Acrosome reaction assays

The acrosomal status of capacitated sperm was evaluated by Coomassie Brilliant Blue staining as previously described45. At least 400 spermatozoa were evaluated in each treatment slide in a light microscope (400×) and the percentage of spermatozoa with a reacted acrosome was calculated.
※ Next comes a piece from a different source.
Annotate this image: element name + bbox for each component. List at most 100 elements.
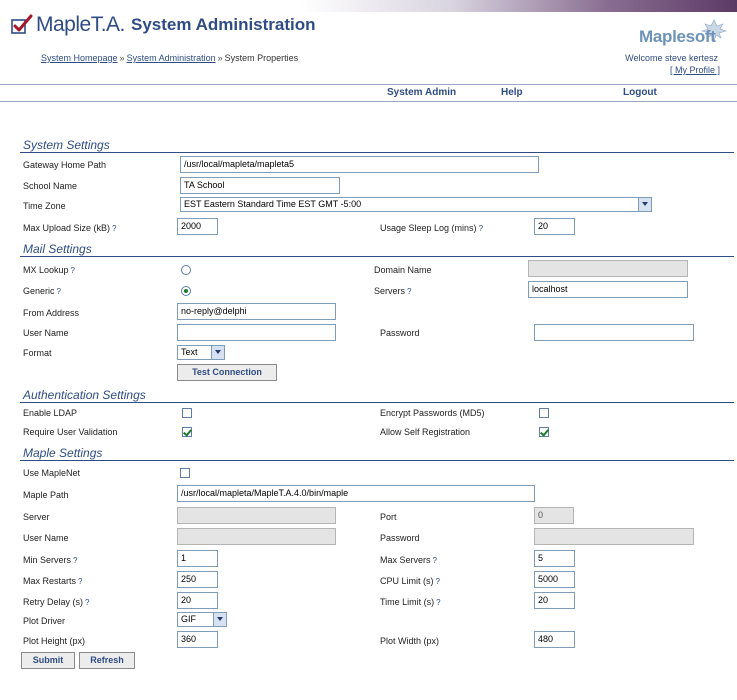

Egg collection and in vitro fertilisation (IVF) assays

In vitro fertilisation was performed as previously described46. Briefly, female mice were superovulated by an injection of eCG, followed by hCG 48 h later. Egg-cumulus complexes were collected from the oviducts 13–14 h after hCG administration and pooled. Cumulus-intact eggs were inseminated with capacitated spermatozoa (final concentration 1–5 × 105 spermatozoa/ml) and gametes were co-incubated for 5 h at 37 °C in an atmosphere of 5% (v/v) CO2 in air. Eggs were then transferred to fresh capacitation medium and 15 h later the percentage of two-cell embryos was recorded. Embryos were then transferred to fresh KSOM medium to evaluate the development to blastocyst stage as described before.

Statistical analysis

Statistical analyses were performed with GraphPad Prism Software (San Diego, CA, USA). For percentage data, arcsine transformation was performed before submitting them to statistical analysis. Shapiro-Wilk normality test was conducted for each set of values and data was considered not normal at p < 0.10. Homoscedasticity was evaluated by F test and in all cases variances were not significantly different between groups (p > 0.05). Statistical significance of the data that followed a normal distribution was analyzed with Student´s t-test (for food and energy intake, feed efficiency, cholesterol and triglycerides levels, organs’ weights, sperm count, viability, morphology, motility, acrosome reaction, and fertilisation and embryo development rates) or two-way analysis of variance (ANOVA) (for body weight over time). In these cases, values were presented as mean ± standard error of the mean (SEM). In the case of not normal distributions, statistical significance was analyzed with Mann-Whitney U test (for glucose determinations), and values were presented as median with interquartile range. In all cases, significance was established at p < 0.05.